My sister lives in Springdale Arkansas. Some honey bees are building a comb above her front door. She was going to spray them with hair spray to get rid of them but I ask her to please give a beekeeper a chance to come get them instead.

Does anyone live in that area? If you are interested in helping her to rid her entrance of honey bees please follow this link.


----------



## 1shotwade (Jul 9, 2013)

Spinner said:


> My sister lives in Springdale Arkansas. Some honey bees are building a comb above her front door. She was going to spray them with hair spray to get rid of them but I ask her to please give a beekeeper a chance to come get them instead.
> 
> Does anyone live in that area? If you are interested in helping her to rid her entrance of honey bees please follow this link.


Post it on craigs list for fastest and best chance of a response.

Wade


----------



## Spinner (Jul 19, 2003)

The "follow this link" is a link to a craigs list post that gives her phone number. Keeping my fingers crossed someone will save the bees as they are needed for pollination. I don't want her to kill them, but at the same time I can understand her reluctance to have them living at her front door.


----------



## alleyyooper (Apr 22, 2005)

Do a google search key words *Your state bee keepers who collect swarms*. should find a list of bee keepers and phone numbers to call.

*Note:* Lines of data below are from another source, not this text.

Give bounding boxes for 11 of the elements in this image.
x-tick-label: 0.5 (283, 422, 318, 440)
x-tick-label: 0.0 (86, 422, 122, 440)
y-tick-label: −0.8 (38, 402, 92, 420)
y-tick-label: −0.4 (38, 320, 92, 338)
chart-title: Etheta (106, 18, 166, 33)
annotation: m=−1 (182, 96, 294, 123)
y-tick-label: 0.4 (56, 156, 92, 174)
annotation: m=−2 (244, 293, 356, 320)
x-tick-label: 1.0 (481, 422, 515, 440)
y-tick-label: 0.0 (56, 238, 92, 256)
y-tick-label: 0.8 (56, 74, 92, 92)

This is an example on what you will see if you did Michigan.
The list is by counties.
http://sembabees.org/toplevelpages/swarm.html


 Al


----------



## GeoCitizen (Feb 24, 2014)

Until you find a beekeeper to remove the swarm, tell you sister they probably won't bother her. Those bees are so worried about the task at hand they will pay her little heed...unless of course she keeps slamming the door every time she goes in and out.

I have hornets building out a beautiful football shaped hive about 10' from my door entrance. I give them every bit of that 10' and so far we've been peacefully coexisting. I'm hoping we make it to winter together and then I'll take down the hive. Unlike honeybees that store food and create their own environment to get through the winter, the hornet queen starts anew.


----------